One of my resolutions for 2020 was to relaunch my anti-junk mail website. I'm pretty sure that was on the list with resolutions for 2019 as well. Unfortunately, I haven't found the time to work on the project. As it doesn't look like I'll be enjoying much spare time this year either I decided to create a minimal, read-only copy of the site.
wget to the rescue
The first step was to clone the Drupal install and create a minimal version of the website. There was a time when I was working pretty much full time on the site. It grew quite large, which is why it became too much to maintain. I didn't want to keep all the content. Much of it had become dated, and junk mail historians can always find the site on the WayBack Machine (there's also a copy on the UK Web Archive).
Stripping the site down to just the home page and the guide to stamping out junk mail was fairly straight-forward. I just needed to make sure to remove all links to other pages, such as the old news pages – one link to the section would include the entire news section in the copy.
wget to create a read-only copy of the site. As the site was on my localhost with nothing being downloaded from external domains the following command worked just fine:
$ wget -mpck --html-extension http://localhost/stopjunkmail.org.uk
I probably didn't need the
--html-extension option. The downside of using the option is that all the URLs now have the extension .html. That's bad for SEO and I'm pretty sure a simple directive in a .htaccess file would have prevented the need for the extension. Frankly, though, I don't care about SEO. The website is a minimal archive, and I'm not interested in visitor numbers. In fact, I'm keen to get fewer visitors – it helps keep my hosting costs low.

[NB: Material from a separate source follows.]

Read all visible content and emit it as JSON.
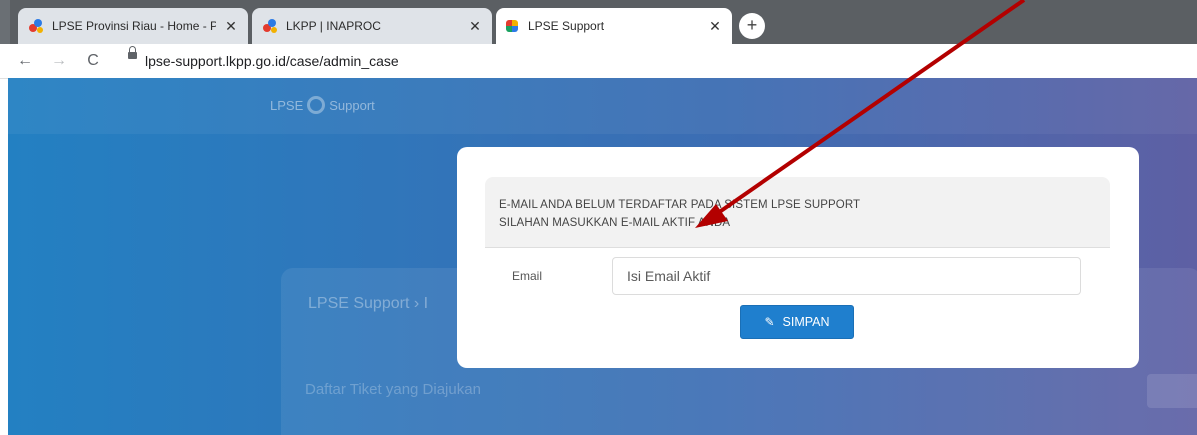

To handle the inevitable flood of error 404s I simply added a 404 redirect to the virtual host:
ErrorDocument 404 /404.html
Any non-existing page redirects to /404.html. On the page I apologise profusely for the error.
I now need to keep an eye on the VPS. It's a cheap 'n cheerful Hetzner VPS with just one CPU core and 2GB of RAM. It would be great if it can cope as the cost is less than €3 per month, but I'm expecting it will need more juice.
The future of Stop Junk Mail
The ultimate goal is to replace the archived website with a new site. I might use Pelican, as I'm fairly familiar with it now. Honestly though, this feels like a retirement project – and I'm still quite a way off from my retirement.